450819 Role of Van Der Waals and Entropy on Gold Cluster (meta)Stability

Monday, November 14, 2016
Grand Ballroom B (Hilton San Francisco Union Square)
Bryan R Goldsmith, Theory Department, Fritz-Haber-Institut der Max-Planck-Gesellschaft, Berlin, Germany, André Fielicke, Technische Universität Berlin, Institut für Optik und Atomare Physik, Matthias Scheffler, Abt. Theorie, Fritz-Haber-Institut der Max-Planck-Gesellschaft, Berlin, Germany and Luca M. Ghiringhelli, Fritz Haber Institute, Berlin-Dahlem, Germany

Discerning the ground state structure of gas phase gold clusters, and in particular the critical size when gold clusters begin favoring three-dimensional (3D) structures over two-dimensional (2D) structures at 0 K, has been a topic of longstanding interest. At finite temperature, however, gold clusters exhibit many structural isomers of similar energies and can interconvert between them.

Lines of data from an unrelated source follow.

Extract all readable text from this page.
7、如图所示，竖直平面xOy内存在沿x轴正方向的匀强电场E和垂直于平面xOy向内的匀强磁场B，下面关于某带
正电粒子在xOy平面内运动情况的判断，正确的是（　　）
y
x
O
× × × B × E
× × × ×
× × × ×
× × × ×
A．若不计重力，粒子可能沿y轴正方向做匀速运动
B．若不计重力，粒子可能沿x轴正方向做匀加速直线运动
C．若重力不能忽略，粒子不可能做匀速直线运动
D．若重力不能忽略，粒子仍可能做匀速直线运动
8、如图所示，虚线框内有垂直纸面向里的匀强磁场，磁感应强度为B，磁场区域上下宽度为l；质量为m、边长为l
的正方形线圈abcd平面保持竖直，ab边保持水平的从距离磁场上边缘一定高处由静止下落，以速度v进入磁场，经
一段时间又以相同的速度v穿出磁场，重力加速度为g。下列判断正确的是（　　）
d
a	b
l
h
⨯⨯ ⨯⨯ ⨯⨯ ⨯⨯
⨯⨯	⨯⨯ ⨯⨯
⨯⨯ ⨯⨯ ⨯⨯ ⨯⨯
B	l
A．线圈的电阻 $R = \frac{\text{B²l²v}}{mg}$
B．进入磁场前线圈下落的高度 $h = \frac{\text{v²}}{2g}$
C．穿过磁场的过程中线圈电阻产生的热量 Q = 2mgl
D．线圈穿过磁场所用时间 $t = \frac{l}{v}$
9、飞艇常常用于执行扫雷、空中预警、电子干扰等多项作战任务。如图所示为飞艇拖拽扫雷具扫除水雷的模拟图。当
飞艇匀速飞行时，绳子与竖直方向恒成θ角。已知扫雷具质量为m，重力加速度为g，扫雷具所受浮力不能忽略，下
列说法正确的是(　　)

To move beyond the monostructure description of clusters at 0 K, we performed ab initio replica-exchange molecular dynamics (REMD) on Aun clusters (n =5-14) to identify metastable states, their relative populations between 100-400 K, and to examine the influence of entropy and van der Waals (vdW) on the isomer energetic ordering. REMD calculations used PBE with the scalar ZORA relativistic correction and Many-Body-Dispersion (MBD) vdW. Free energies of Aun isomers are optimally estimated using the Multistate Bennett Acceptance Ratio, and the 2D and 3D isomer populations are examined at different temperatures and cluster sizes. The distribution of bond coordination numbers and radius of gyration are used to address the challenge of discriminating isomers along the dynamical trajectories. Dispersion effects are shown to be critical to obtain the correct isomer energetic ordering, stabilizing 3D structures relative to 2D structures by up to 0.4 eV. Entropic effects typically stabilize metastable 3D structures relative to planar/quasiplanar structures. Computed IR spectra of Aun are compared with experimental spectra obtained via far-IR multiple photon dissociation in a molecular beam at 100 K, which enables the structures of Au9, Au10, and Au12 to be assigned.